„Fatales Signal: Bewährte Strukturen werden gefährdet und Niedergelassene benachteiligt“

Eckpunkte – Bund-Länder-Arbeitsgruppe will Portalpraxen auf Kosten der Niedergelassenen zwangsweise einführen. Diesen geplanten staatlichen Eingriff kritisiert der Vorstand der KBV.

Berlin, 8. Oktober 2015
– „Das ist ein fatales Signal“, kommentierte der Vorstand der Kassenärztlichen Bundesvereinigung (KBV), Dr. Andreas Gassen und Dipl.-Med.

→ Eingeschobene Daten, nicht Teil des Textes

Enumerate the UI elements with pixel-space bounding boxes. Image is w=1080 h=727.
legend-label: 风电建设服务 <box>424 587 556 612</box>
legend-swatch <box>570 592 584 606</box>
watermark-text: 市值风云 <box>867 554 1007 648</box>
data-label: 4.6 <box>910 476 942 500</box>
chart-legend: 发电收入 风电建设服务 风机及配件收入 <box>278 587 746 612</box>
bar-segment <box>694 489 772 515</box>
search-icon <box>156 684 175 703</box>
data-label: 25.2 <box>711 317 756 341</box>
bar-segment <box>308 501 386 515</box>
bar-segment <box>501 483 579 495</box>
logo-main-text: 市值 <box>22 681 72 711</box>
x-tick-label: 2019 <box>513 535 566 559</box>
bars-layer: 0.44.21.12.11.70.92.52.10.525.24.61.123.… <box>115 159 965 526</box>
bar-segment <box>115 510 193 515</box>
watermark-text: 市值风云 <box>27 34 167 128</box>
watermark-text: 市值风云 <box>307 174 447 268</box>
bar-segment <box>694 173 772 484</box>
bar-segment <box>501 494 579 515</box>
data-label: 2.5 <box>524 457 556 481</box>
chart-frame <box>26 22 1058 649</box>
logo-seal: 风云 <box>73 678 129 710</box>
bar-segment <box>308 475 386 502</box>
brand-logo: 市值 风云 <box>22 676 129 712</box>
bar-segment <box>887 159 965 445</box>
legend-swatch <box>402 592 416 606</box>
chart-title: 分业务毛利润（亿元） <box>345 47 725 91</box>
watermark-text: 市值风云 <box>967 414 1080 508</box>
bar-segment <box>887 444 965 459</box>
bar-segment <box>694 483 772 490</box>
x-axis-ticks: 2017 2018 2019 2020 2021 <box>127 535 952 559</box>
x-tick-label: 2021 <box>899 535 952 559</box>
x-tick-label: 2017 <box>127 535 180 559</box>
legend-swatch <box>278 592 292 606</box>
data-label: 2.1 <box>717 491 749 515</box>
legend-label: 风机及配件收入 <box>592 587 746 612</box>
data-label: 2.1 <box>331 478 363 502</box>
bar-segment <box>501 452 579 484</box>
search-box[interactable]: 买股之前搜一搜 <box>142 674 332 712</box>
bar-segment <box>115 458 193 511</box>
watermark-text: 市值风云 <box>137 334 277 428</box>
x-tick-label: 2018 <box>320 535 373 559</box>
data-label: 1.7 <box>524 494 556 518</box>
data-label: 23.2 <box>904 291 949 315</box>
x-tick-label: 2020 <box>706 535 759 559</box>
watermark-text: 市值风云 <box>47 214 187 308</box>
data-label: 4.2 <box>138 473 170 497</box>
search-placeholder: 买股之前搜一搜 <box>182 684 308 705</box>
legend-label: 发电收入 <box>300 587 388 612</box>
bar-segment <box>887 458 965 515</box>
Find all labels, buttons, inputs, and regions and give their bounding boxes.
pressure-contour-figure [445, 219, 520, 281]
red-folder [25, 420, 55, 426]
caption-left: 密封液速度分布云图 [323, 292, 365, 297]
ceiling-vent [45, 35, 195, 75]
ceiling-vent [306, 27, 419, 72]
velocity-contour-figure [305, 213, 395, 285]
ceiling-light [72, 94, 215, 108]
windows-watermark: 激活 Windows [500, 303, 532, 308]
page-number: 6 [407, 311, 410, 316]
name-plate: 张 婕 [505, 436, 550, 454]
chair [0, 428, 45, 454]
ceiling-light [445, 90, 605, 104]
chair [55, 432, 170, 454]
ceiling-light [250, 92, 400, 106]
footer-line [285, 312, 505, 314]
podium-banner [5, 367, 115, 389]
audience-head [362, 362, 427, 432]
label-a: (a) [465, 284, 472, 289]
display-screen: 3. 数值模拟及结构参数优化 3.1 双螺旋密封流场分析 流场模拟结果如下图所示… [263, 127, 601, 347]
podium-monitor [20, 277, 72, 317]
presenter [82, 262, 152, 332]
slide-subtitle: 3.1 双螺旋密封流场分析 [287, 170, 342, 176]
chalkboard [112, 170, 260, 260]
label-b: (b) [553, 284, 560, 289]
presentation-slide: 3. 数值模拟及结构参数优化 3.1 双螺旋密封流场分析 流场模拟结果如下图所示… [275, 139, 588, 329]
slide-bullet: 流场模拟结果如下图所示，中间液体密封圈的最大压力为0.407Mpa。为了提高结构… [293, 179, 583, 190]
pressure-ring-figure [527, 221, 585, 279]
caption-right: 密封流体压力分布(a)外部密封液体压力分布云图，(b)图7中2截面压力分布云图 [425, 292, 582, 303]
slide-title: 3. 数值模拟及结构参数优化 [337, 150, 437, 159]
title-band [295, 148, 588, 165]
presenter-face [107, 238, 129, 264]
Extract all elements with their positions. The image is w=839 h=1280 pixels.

Regina Feldmann, die Eckpunkte der Bund-Länder-Arbeitsgruppe zum Entwurf des Krankenhausstrukturgesetzes. „Nicht nur, dass die Niedergelassenen wieder einmal benachteiligt und die Krankenhäuser geschont werden. Schlimmer noch ist, dass bestehende und gut funktionierende Strukturen in ihrem Bestand gefährdet werden“, sagte der Vorstandsvorsitzende Gassen.

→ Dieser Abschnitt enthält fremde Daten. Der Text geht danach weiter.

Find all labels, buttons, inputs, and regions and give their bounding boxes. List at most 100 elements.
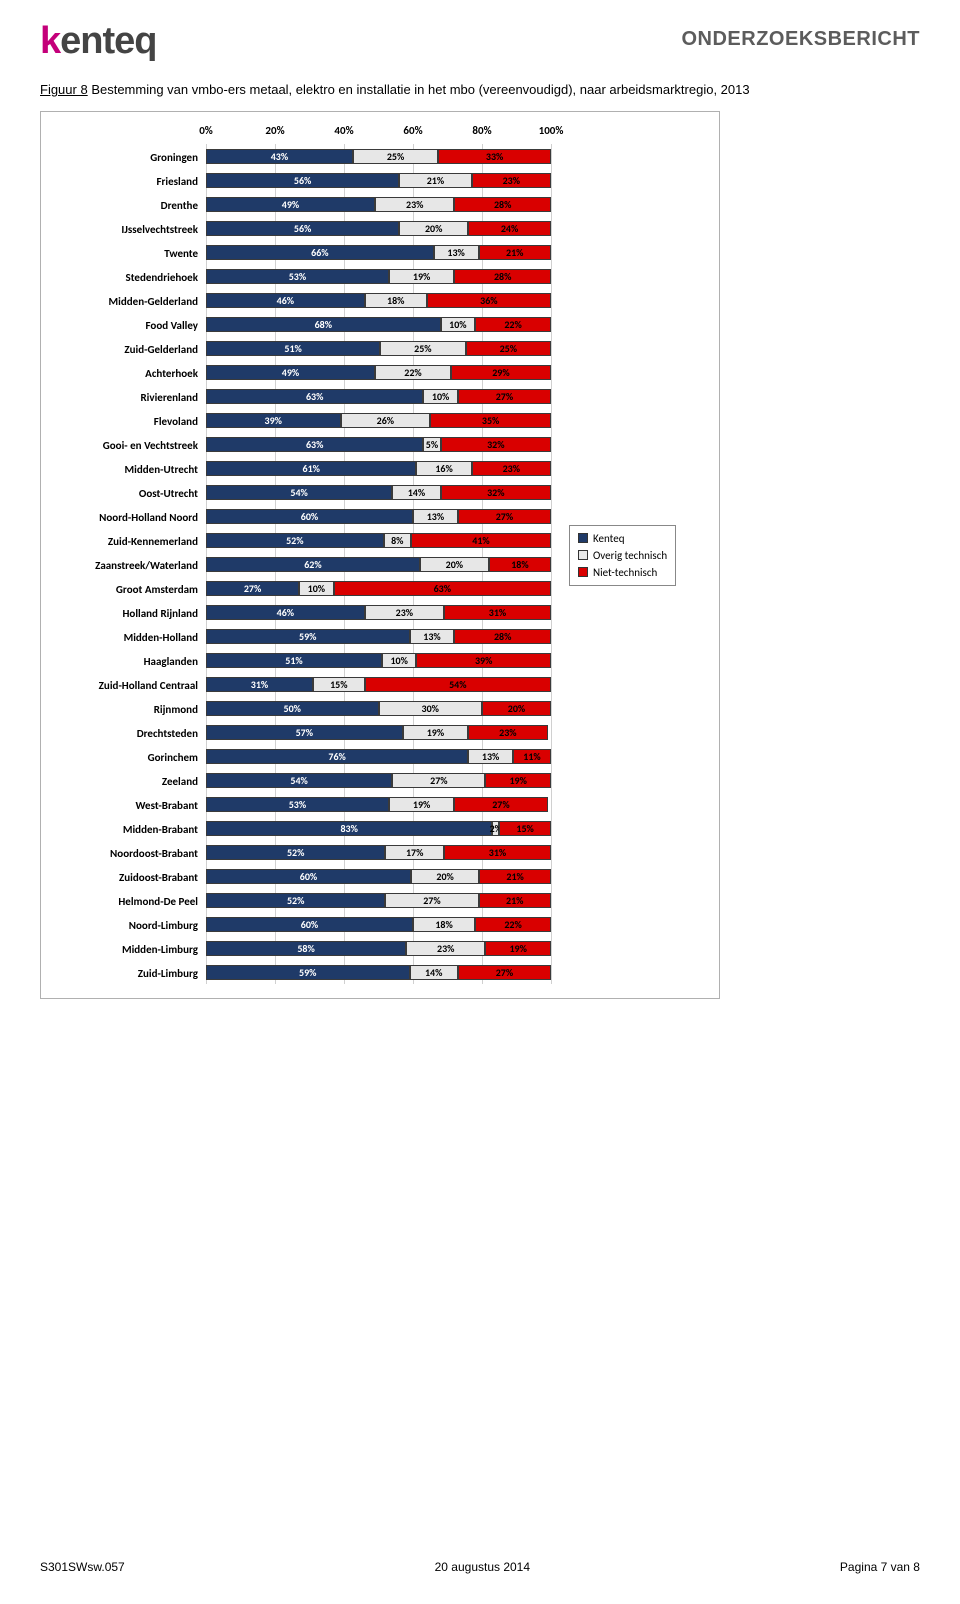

KBV-Vorstand Feldmann erklärte: „In vielen Regionen arbeiten Kassenärztliche Vereinigungen (KVen) und Krankenhäuser gut zusammen. Es gibt schon heute zahlreiche Bereitschaftspraxen niedergelassener Kolleginnen und Kollegen an Kliniken. Patienten werden dort – je nach Schwere der Erkrankung – direkt ans Krankenhaus verwiesen, im ambulanten Notdienst behandelt oder gebeten, am nächsten Tag ihren Hausarzt aufzusuchen.“

Feldmann wies darauf hin, dass die meisten Fälle im organisierten Ärztlichen Bereitschaftsdienst zu verzeichnen sind und nicht in den Notaufnahmen der Kliniken. „Im Rahmen einer gerade laufenden Studie der KBV zeigt sich als erster deutlicher Trend, dass je höher die Dichte an Hausärzten vor Ort ist, umso geringer die Zahl der Behandlungen in den Notfallambulanzen der Krankenhäuser ausfällt.“ Sie forderte die Politik auf, „endlich die richtigen Steuerungssignale zu senden“.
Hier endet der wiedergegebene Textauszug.